Suppose a site has a photo gallery with hundreds of megabytes of image files, or an archive of zip files. These usually can't be compressed much (if at all), so the resulting backup file is huge.

This may cause the account to go over the quota (or maybe DA just won't allow the backup to finish), and it will certainly make downloading the archive a real pain.

As far as I could see in the docs and the demo panel (I don't use DA *yet*, I will very soon), there's no setting for file/dir exclusions.

I guess advanced users can log in with SSH and run backup from the command line (if SSH is enabled). But I think most web hosts don't really want users to do that...

I think exclusions are important for backups. If this is implemented I suggest it be a part of a "backup set" feature: A user can define all the settings for a backup and save them as a set for subsequent backups, with the option to store several such sets, eg. for daily, weekly, monthly backups, etc.

EZ.

PS - I'm not a web host, just a modest reseller (a happy customer of Dixiesys!), so I'd be interested to know what others do to backup a site with a big image gallery or an archive full of zip files.
 
Hello,

We don't have anything like that. You can just create a backup, and not include the domain files in the backup. Then you can create a simple sh script to make a tar.gz file and add a cron job to run that script however often you want.

John
 
John,

Yes it's possible to create custom backups with scripts and cron, but that requires familiarity and experienxe with Linux. The whole point of a CP is to let non-expert users manage their web sites, and backup is an important part of running a site.
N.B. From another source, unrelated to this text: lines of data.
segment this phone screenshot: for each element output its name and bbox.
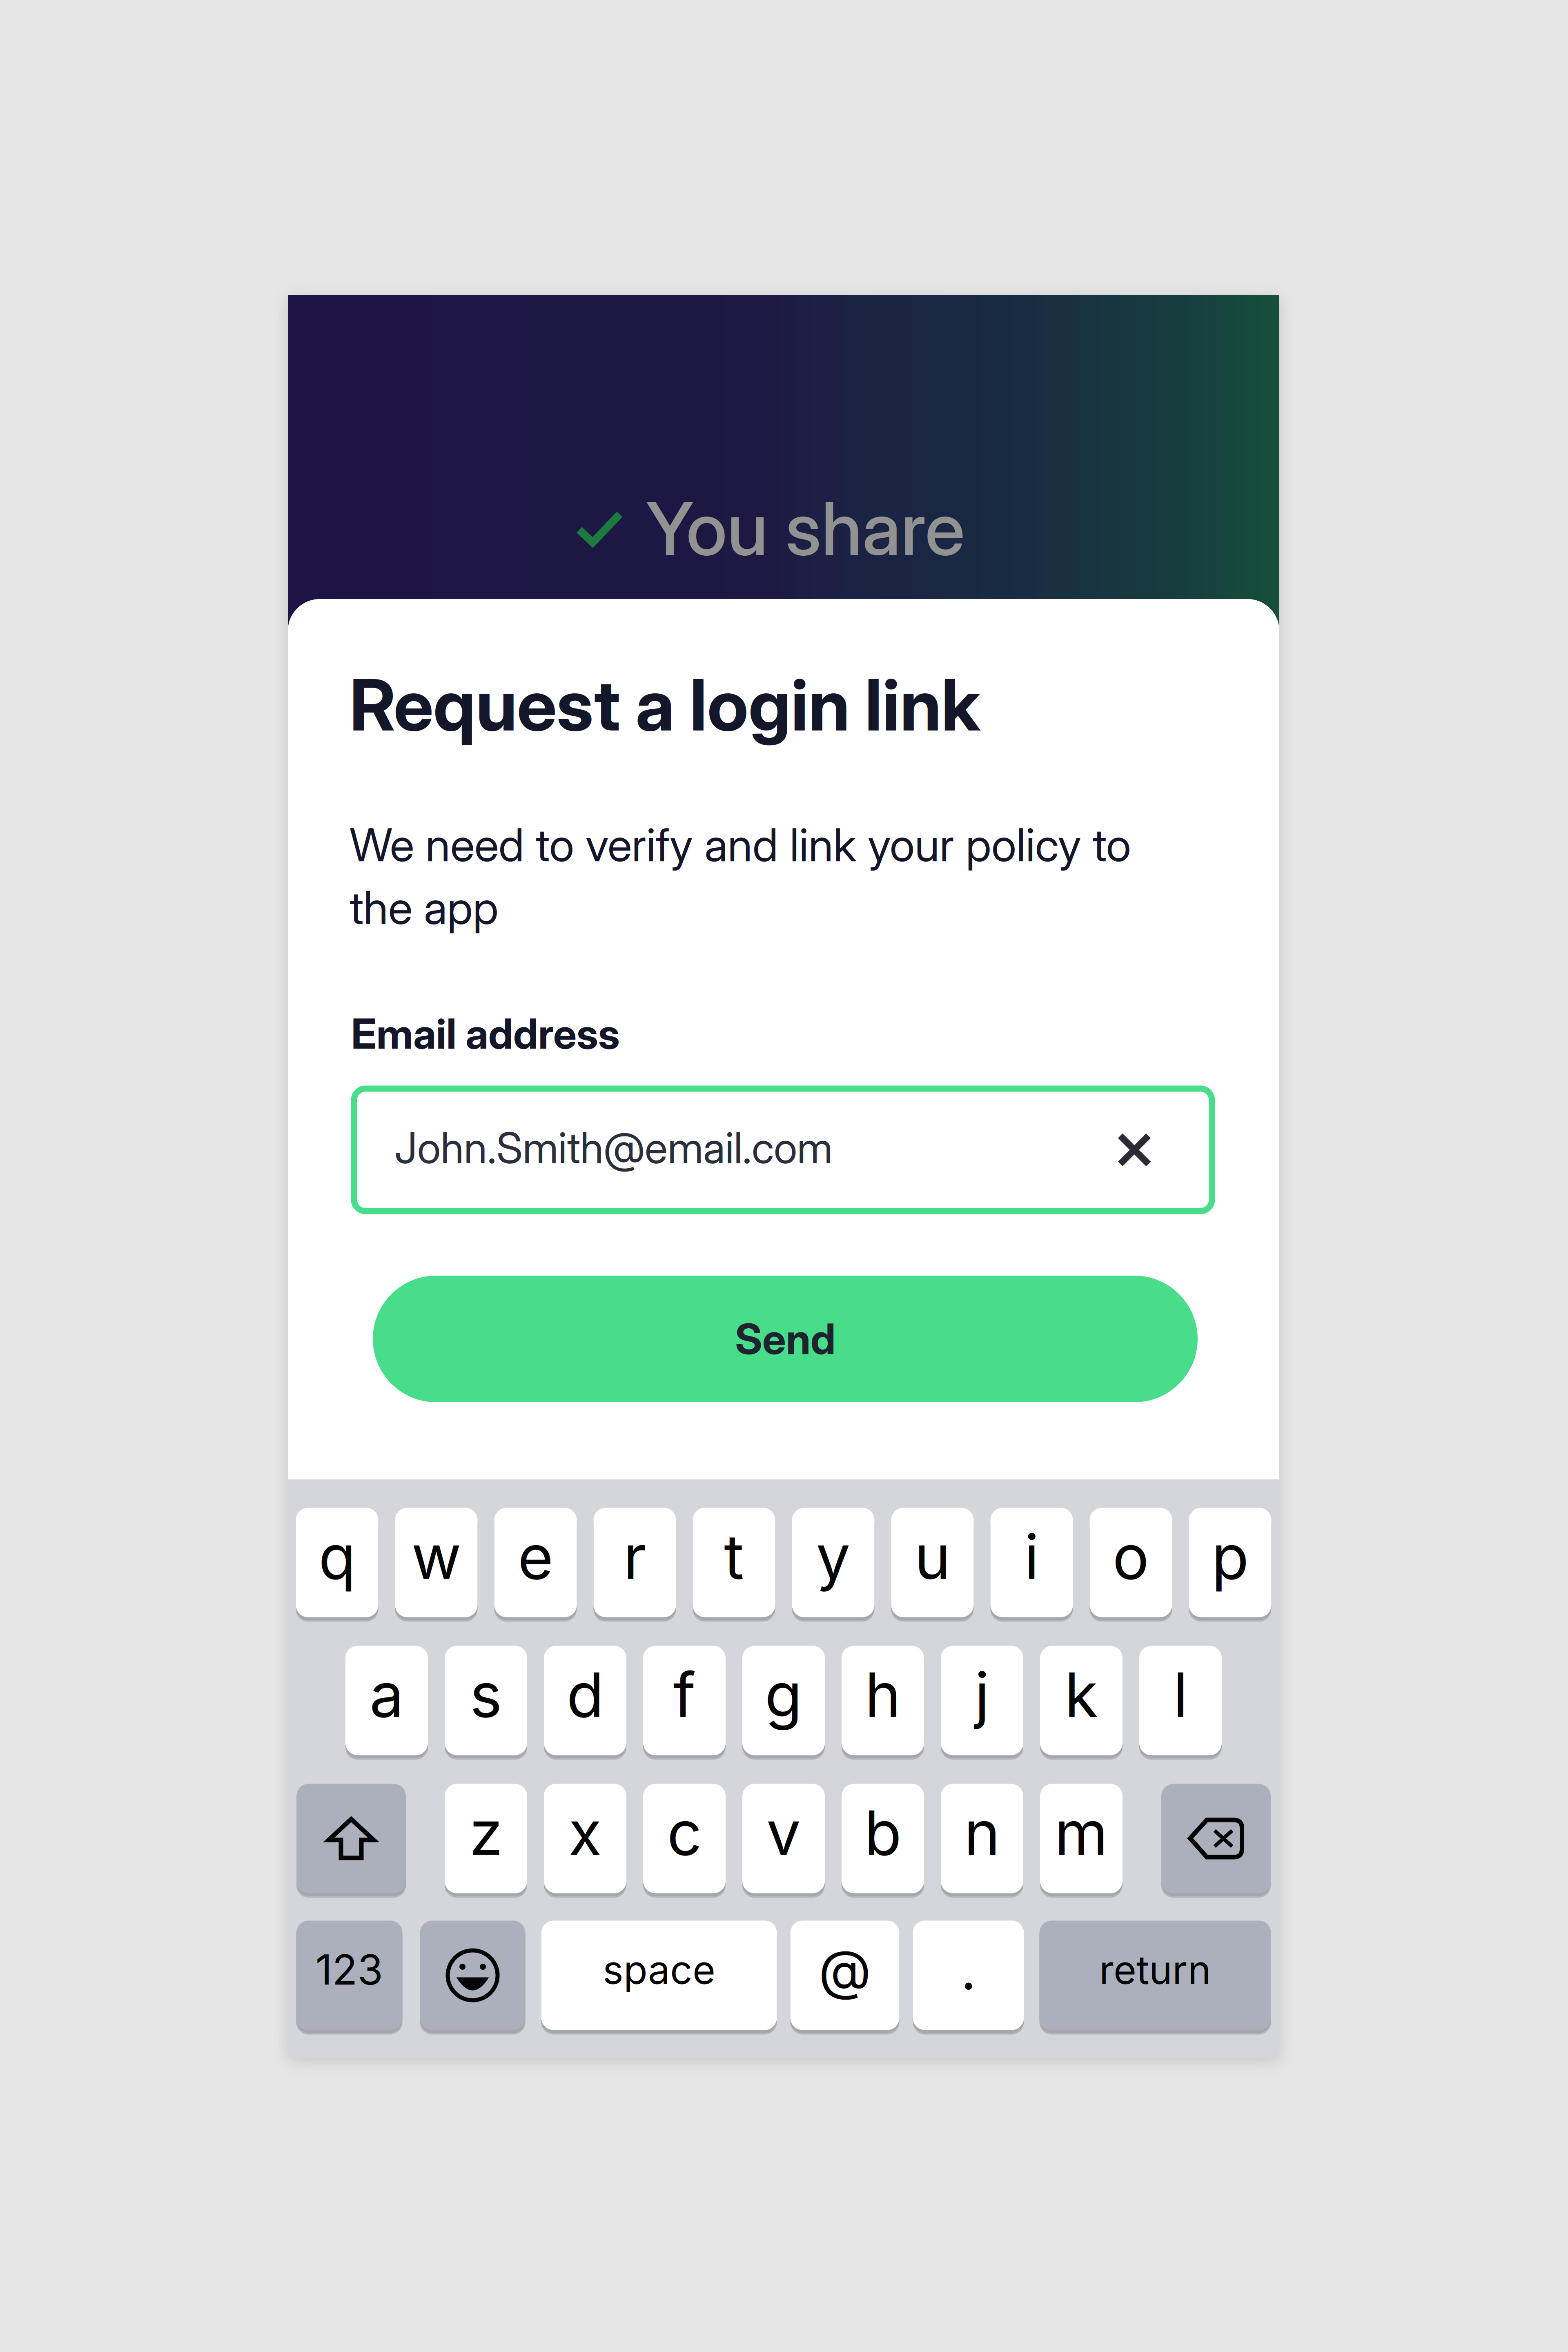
staticText: h: [865, 1658, 901, 1732]
button[interactable]: d: [544, 1644, 626, 1757]
button[interactable]: John.Smith@email.com: [354, 1089, 1212, 1211]
button[interactable]: Shift: [296, 1782, 406, 1895]
button[interactable]: y: [792, 1506, 874, 1619]
button[interactable]: u: [891, 1506, 974, 1619]
staticText: r: [623, 1520, 646, 1594]
button[interactable]: f: [643, 1644, 726, 1757]
button[interactable]: e: [494, 1506, 577, 1619]
button[interactable]: Clear email: [1098, 1089, 1212, 1211]
button[interactable]: w: [395, 1506, 478, 1619]
button[interactable]: g: [742, 1644, 825, 1757]
button[interactable]: @: [790, 1918, 899, 2032]
staticText: j: [975, 1658, 989, 1732]
button[interactable]: r: [594, 1506, 676, 1619]
staticText: y: [816, 1520, 850, 1594]
staticText: space: [603, 1946, 715, 1993]
staticText: l: [1173, 1658, 1188, 1732]
staticText: .: [961, 1937, 976, 2003]
button[interactable]: o: [1090, 1506, 1172, 1619]
button[interactable]: n: [941, 1782, 1023, 1895]
button[interactable]: v: [742, 1782, 825, 1895]
button[interactable]: t: [693, 1506, 775, 1619]
staticText: u: [914, 1520, 950, 1594]
button[interactable]: a: [345, 1644, 428, 1757]
button[interactable]: c: [643, 1782, 726, 1895]
staticText: p: [1212, 1520, 1249, 1594]
staticText: Email address: [351, 1009, 620, 1059]
staticText: b: [864, 1796, 901, 1870]
button[interactable]: z: [445, 1782, 527, 1895]
staticText: 123: [315, 1945, 383, 1995]
staticText: t: [724, 1520, 744, 1594]
staticText: a: [370, 1658, 404, 1732]
staticText: d: [567, 1658, 604, 1732]
staticText: z: [469, 1796, 503, 1870]
staticText: @: [819, 1937, 871, 2003]
staticText: You share: [646, 484, 965, 573]
button[interactable]: i: [990, 1506, 1073, 1619]
button[interactable]: Send: [373, 1276, 1198, 1402]
staticText: e: [518, 1520, 553, 1594]
button[interactable]: h: [842, 1644, 924, 1757]
staticText: i: [1024, 1520, 1039, 1594]
staticText: f: [673, 1658, 696, 1732]
staticText: We need to verify and link your policy t…: [350, 817, 1131, 935]
button[interactable]: Delete: [1161, 1782, 1271, 1895]
staticText: s: [470, 1658, 502, 1732]
button[interactable]: p: [1189, 1506, 1271, 1619]
staticText: m: [1055, 1796, 1108, 1870]
staticText: k: [1065, 1658, 1098, 1732]
button[interactable]: j: [941, 1644, 1023, 1757]
button[interactable]: s: [445, 1644, 527, 1757]
button[interactable]: space: [541, 1918, 777, 2032]
staticText: John.Smith@email.com: [394, 1122, 833, 1174]
button[interactable]: 123: [296, 1918, 402, 2032]
staticText: x: [568, 1796, 602, 1870]
button[interactable]: m: [1040, 1782, 1123, 1895]
button[interactable]: l: [1139, 1644, 1222, 1757]
staticText: Send: [735, 1314, 835, 1364]
staticText: c: [667, 1796, 702, 1870]
staticText: n: [964, 1796, 1000, 1870]
button[interactable]: Emoji keyboard: [420, 1918, 525, 2032]
button[interactable]: b: [842, 1782, 924, 1895]
staticText: q: [318, 1520, 356, 1594]
button[interactable]: q: [296, 1506, 378, 1619]
staticText: return: [1099, 1946, 1211, 1993]
staticText: o: [1113, 1520, 1149, 1594]
button[interactable]: return: [1039, 1918, 1271, 2032]
staticText: g: [765, 1658, 802, 1732]
button[interactable]: k: [1040, 1644, 1123, 1757]
button[interactable]: x: [544, 1782, 626, 1895]
staticText: w: [411, 1520, 461, 1594]
staticText: Request a login link: [350, 662, 980, 748]
button[interactable]: .: [913, 1918, 1024, 2032]
staticText: v: [766, 1796, 801, 1870]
I understand that requests from hosts seem more important than requests from end users, but I still hope that you will add file/dir exclusions to future versions of DirectAdmin.

Regards,

EZ.
 
How about Daily, Weekly and Monthly backups aswell, with each form of backup in its own directory as above, and then dated within the directory so you know the exact date it was created? A little like what cpanel does, as at the moment you can do backups whenever you wish but they will goto the same directory overwriting the previous backups.
 
xcensus,

Our own implementations of serverwide backup resolve this problem by running cron jobs to rename directories after the backups are made into them.